Dommage qu'elle ait raté la voiture qui vient de passer. Mais il y en aura d'autres même si cette fameuse départementale ressemble plus à un chemin vicinal qu'à une autoroute.
D'une main tremblante, elle récupère la carte dans sa poche ; pas le moment de se tromper de direction ! Elle repère le hameau, comprend qu'elle doit partir à droite. Mais les chasseurs aussi sont sans doute proches de la route. Marcher au beau milieu de ce ruban de goudron serait trop risqué ; autant rester à couvert. Elle décide donc de continuer sur le bord, à l'abri de la première rangée d'arbustes. De là, elle pourra entendre et voir le prochain automobiliste, tout en progressant vers les quelques maisons qui ne sont plus qu'à trois ou quatre kilomètres.
C'est rien, trois ou quatre bornes, ma vieille ! Rien du tout…
C'est énorme, trois kilomètres.

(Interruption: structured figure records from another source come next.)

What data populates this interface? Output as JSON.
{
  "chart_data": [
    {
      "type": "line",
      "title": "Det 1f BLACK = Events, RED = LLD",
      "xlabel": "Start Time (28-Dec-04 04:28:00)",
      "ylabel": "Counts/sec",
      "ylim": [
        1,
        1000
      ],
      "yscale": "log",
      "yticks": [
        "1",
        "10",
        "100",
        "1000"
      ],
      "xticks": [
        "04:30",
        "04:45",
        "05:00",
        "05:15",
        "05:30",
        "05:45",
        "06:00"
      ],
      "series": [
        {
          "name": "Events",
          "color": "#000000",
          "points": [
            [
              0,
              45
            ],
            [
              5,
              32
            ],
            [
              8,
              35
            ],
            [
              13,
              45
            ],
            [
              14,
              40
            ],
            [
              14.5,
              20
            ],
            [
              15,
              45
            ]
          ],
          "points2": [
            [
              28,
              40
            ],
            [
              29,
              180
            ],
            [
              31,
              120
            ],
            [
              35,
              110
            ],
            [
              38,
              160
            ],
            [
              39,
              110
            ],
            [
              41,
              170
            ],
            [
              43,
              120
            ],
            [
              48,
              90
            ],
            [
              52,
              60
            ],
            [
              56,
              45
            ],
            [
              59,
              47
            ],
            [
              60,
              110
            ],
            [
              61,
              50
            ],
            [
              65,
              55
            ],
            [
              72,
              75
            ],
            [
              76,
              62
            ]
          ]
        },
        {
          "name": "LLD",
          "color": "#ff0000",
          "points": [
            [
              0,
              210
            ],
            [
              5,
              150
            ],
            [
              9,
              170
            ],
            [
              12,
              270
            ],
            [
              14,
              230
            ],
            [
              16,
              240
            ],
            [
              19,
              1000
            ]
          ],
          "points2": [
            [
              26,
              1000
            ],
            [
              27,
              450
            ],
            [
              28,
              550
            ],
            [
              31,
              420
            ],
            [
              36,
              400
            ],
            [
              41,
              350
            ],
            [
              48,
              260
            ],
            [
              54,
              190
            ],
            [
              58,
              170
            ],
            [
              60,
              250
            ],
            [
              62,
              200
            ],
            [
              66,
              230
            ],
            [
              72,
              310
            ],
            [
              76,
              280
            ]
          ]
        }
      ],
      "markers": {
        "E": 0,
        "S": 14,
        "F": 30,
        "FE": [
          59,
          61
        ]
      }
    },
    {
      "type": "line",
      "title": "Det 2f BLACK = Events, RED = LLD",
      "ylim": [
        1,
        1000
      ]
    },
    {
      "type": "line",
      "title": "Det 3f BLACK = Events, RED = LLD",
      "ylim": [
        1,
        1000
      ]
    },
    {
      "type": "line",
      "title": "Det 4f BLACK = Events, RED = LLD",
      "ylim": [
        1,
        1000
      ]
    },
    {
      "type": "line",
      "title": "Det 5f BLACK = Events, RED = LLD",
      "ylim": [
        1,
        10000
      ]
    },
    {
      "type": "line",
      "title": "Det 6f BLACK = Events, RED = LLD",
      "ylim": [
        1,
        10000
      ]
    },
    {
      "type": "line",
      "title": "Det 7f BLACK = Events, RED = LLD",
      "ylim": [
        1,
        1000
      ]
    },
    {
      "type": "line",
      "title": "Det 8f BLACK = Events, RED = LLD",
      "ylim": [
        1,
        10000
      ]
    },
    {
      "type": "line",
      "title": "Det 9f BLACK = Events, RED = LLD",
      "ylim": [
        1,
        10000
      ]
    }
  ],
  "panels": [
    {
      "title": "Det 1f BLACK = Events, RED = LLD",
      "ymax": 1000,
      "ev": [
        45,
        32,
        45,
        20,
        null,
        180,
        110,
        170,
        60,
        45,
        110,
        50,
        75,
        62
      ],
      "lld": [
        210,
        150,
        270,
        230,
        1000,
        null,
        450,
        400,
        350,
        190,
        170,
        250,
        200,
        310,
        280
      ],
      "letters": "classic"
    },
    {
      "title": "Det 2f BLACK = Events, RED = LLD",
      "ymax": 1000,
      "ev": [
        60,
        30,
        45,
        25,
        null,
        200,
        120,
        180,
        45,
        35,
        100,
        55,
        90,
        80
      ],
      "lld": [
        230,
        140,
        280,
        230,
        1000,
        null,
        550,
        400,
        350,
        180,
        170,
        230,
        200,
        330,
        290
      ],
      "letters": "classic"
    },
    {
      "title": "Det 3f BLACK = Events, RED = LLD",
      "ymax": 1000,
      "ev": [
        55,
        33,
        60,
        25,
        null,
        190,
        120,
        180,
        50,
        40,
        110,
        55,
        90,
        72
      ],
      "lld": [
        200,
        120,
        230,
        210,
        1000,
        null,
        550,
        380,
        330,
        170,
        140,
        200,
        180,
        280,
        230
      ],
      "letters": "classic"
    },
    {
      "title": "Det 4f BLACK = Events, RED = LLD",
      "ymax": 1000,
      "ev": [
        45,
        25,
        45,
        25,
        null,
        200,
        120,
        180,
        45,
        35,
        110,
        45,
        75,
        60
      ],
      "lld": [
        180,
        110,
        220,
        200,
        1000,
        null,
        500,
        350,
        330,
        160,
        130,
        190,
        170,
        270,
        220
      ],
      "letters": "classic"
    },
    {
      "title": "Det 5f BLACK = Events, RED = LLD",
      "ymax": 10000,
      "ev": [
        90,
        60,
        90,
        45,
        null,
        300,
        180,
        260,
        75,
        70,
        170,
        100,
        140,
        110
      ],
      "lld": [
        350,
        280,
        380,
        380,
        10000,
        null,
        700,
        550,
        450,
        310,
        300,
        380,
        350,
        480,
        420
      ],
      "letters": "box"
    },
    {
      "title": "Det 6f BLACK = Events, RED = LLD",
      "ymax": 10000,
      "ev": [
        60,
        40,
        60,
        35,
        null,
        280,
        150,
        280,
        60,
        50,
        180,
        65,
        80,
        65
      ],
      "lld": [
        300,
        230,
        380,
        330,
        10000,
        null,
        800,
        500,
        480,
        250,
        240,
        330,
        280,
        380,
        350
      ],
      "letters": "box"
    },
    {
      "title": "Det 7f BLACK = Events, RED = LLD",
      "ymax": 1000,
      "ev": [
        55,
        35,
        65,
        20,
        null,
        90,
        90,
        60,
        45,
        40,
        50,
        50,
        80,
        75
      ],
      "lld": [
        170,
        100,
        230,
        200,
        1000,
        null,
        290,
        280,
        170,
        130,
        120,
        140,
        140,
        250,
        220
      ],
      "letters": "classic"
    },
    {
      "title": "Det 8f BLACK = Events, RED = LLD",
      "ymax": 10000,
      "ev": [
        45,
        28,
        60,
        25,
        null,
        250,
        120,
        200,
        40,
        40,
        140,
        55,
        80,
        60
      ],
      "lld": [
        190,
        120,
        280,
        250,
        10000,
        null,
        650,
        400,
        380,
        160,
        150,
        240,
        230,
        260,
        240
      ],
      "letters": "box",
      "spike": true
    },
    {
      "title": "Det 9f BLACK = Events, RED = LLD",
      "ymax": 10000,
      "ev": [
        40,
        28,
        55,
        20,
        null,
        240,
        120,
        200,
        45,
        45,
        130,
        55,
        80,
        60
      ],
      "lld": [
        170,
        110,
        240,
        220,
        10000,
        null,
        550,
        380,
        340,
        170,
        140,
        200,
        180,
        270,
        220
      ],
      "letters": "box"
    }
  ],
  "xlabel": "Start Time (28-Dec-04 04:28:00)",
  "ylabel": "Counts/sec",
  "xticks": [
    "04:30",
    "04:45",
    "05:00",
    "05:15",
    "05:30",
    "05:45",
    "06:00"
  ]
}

Lorsqu'on vient d'en parcourir tant, avec une horde de meurs à ses trousses ; avec une balle dans le bras ; avec la peur de mourir.
Trois kilomètres de danger.
Trois kilomètres de trop ?
C'est alors qu'elle entend à nouveau ce bruit, magique. Celui d'un moteur.
C'est alors qu'elle voit, arrivant en face, la voiture blanche…
Sarhaan pleure toujours. Quelques larmes qui coulent de ses yeux d'onyx.
Il pleure, mais s'est remis à marcher, puis à courir.
Rémy a donné sa vie pour essayer de sauver la mienne. Je dois tout tenter pour m'en sortir. Tout.
Ne jamais abandonner. Tant que bat mon cœur.
Il a franchi des landes, une tourbière où il a brouillé les pistes ; le voilà émergeant d'une plantation serrée de sapins de Douglas où il a cru traverser les ténèbres, déjà.
Il court, encore. Parallèlement à l'immense mur de clôture qu'il a retrouvé il y a peu.
Il court, alors même qu'il ne sent plus ses jambes, aussi dures que le granit.
Mais soudain, il s'arrête. Une allée, comme il en a tant croisé aujourd'hui. Celle-ci est différente ; elle est goudronnée. Des arbres majestueux la bordent avec élégance.
C'est celle menant au château du Lord. Il la longe, en sens inverse, derrière les magnifiques châtaigniers plus que centenaires. Que va-t-il trouver au bout ? La sortie, évidemment.
Il s'immobilise, à distance raisonnable. Un portail haut, métallique, rehaussé de pointes dorées, assassines. Sur la droite, une sorte de petite maisonnette en pierre ornée d'une baie vitrée. Sarhaan s'approche, avec une féline discrétion. Dans la guérite améliorée, un type veille. Il peut l'apercevoir, assis derrière une table, en train de bouquiner. Tandis qu'en face de lui, quelques écrans distillent des images fixes ; celles des caméras de surveillance disséminées en haut du mur, sans doute. De temps à autre, le garde lève les yeux vers ces espions, puis replonge dans son magazine.